By Melissa McCart  |  Pittsburgh Post-Gazette

Larry Roberts/Post-gazette..  Dave White completes his order with one of Franktuary's owners, Megan Lindsay, at the Franktuary truck.
Larry Roberts/Post-gazette..
Dave White completes his order with one of Franktuary’s owners, Megan Lindsay,
at the Franktuary truck.

Mayor Bill Peduto will sign into law legislation passed by Pittsburgh City Council on Tuesday that will update the legal framework for food trucks, allowing mobile vendors to park in metered spaces for a significantly longer stretch.

Spokesman for Mayor Peduto, communications manager Tim McNulty said he will sign the bill between tomorrow and sometime next week. The new laws would take effect immediately.

Pittsburgh city council voted 7-2 in favor of the bill introduced by Councilman Dan Gilman earlier this month. Councilwoman Darlene Harris and Councilman Daniel Lavelle voted against it.

The current rules require that food trucks move from metered spaces every 30 minutes, while the new ordinance will allow food trucks to park in those spaces for as long as four hours, provided their license is current and they have passed Allegheny county health inspection.

Interested vendors can apply for permits, which will cost $1,200 a year, at the city’s Department of Permits, Licenses and Inspections office. How soon they’ll become available and the turnaround time for processing has not yet been determined.

“It’s great to see politicians at work to help transform this city in small ways that will make it a little more interesting to live in,” said James Rich, proprietor of PGH Taco Truck.

Mr. Rich, who rolled out his food truck in January 2013, has been an outspoken advocate for changes in legislation.

“For me, that means being able to do what I’ve been doing for three years without looking over my shoulder,” he said.

Not everyone is pleased by the impending changes.

“Food trucks provide variety and convenience in areas or at events that lack good dining options. They also cast Pittsburgh in a more cosmopolitan light,” said Herky Pollock, executive vice president of commercial real estate firm CBRE and a partner in Burgatory.

He pointed out that under the updated ordinance, food trucks would be able to park right in front of a similar business or restaurant, undercutting prices because they have lower labor costs, start-up costs and utility costs. And they don’t pay rent.

“Imagine, if you would, if a hot dog truck were to open directly in front of Franktuary or a bakery truck directly in front of Prantl’s or a pizza truck in front of Mineo’s or a burger truck in front of Burgatory,” he said. “It simply is not fair or equitable that an establishment has substantial overhead and yet the competition can simply drive up and park.”

“I received dozens of emails and petition signatures from restaurant owners in support of the legislation, said Mr. Gilman. “I would hope all food truck operators would be considerate of other business owners and work with both brick and mortar restaurants and other food trucks to make sure that all businesses can thrive.”

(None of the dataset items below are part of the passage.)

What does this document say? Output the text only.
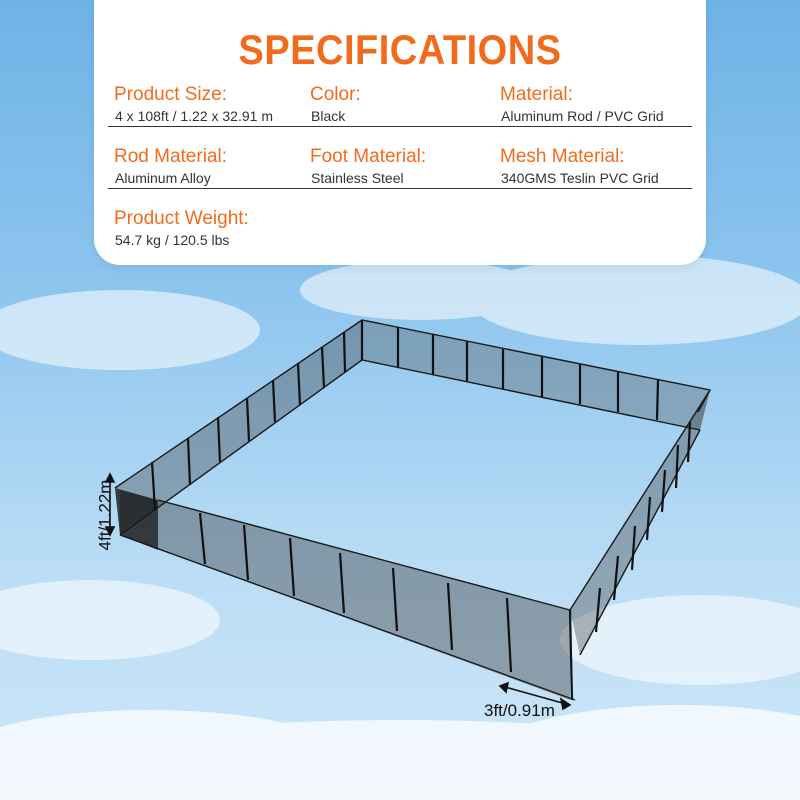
SPECIFICATIONS
Product Size:
4 x 108ft / 1.22 x 32.91 m
Color:
Black
Material:
Aluminum Rod / PVC Grid
Rod Material:
Aluminum Alloy
Foot Material:
Stainless Steel
Mesh Material:
340GMS Teslin PVC Grid
Product Weight:
54.7 kg / 120.5 lbs
3ft/0.91m
4ft/1.22m
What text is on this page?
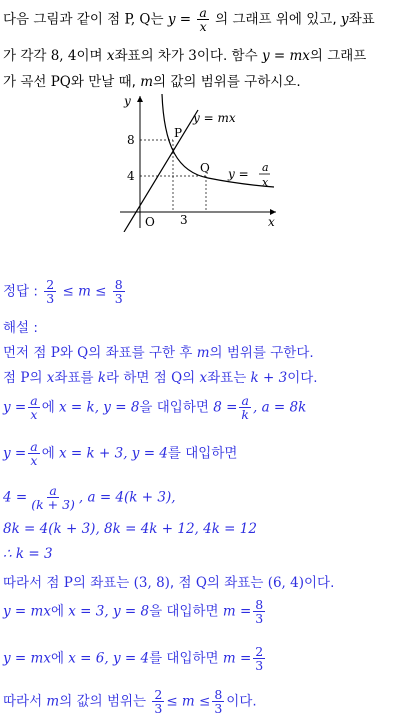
다음 그림과 같이 점 P, Q는 $y = \frac{a}{x}$ 의 그래프 위에 있고, y좌표
가 각각 8, 4이며 x좌표의 차가 3이다. 함수 y = mx의 그래프
가 곡선 PQ와 만날 때, m의 값의 범위를 구하시오.
y
x
O
8
4
3
y = mx
P
Q y = a
x
정답 : $\frac{2}{3} \le m \le \frac{8}{3}$
해설 :
먼저 점 P와 Q의 좌표를 구한 후 m의 범위를 구한다.
점 P의 x좌표를 k라 하면 점 Q의 x좌표는 k + 3이다.
$y = \frac{a}{x}$ 에 x = k, y = 8을 대입하면 $8 = \frac{a}{k}$ , a = 8k
$y = \frac{a}{x}$ 에 x = k + 3, y = 4를 대입하면
$4 = \frac{a}{(k + 3)}$ , a = 4(k + 3),
8k = 4(k + 3), 8k = 4k + 12, 4k = 12
∴ k = 3
따라서 점 P의 좌표는 (3, 8), 점 Q의 좌표는 (6, 4)이다.
y = mx에 x = 3, y = 8을 대입하면 $m = \frac{8}{3}$
y = mx에 x = 6, y = 4를 대입하면 $m = \frac{2}{3}$
따라서 m의 값의 범위는 $\frac{2}{3} \le m \le \frac{8}{3}$ 이다.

“The perception goes both ways, that one is easier than the other,” said Tim Tobitsch, partner in Franktuary, with locations in Market Square and Lawrenceville, who, with his partner, Megan Lindsey, rolled out the Franktuary truck in 2010.

“The way they operate is very different,” he said. “The only similarity is that they both sell food.”

He pointed out that food trucks don’t have seats, heat or air conditioning and that they have a limited amount of food compared to a restaurant.

He said his company’s food truck helps build the Franktuary brand. And sales are better when the truck changes locations rather than parking in the same spot every day.

“Food trucks play a similar role as a competing restaurant next door,” he said. “If a restaurant’s product is good, it should not have a problem attracting customers.”

He cited “the gas station effect,” comparing gas stations clusters on certain intersections to restaurant rows.

Because restaurants are clustered together, sales are higher. He said he sees it in Lawrenceville and hopes to see it in the newly-opened Franktuary in Market Square.

“People know to go to Lawrenceville for food now,” he said. “So with Franktuary next to Coca Cafe and Piccolo Forno, our proximity to each other benefits all of us.”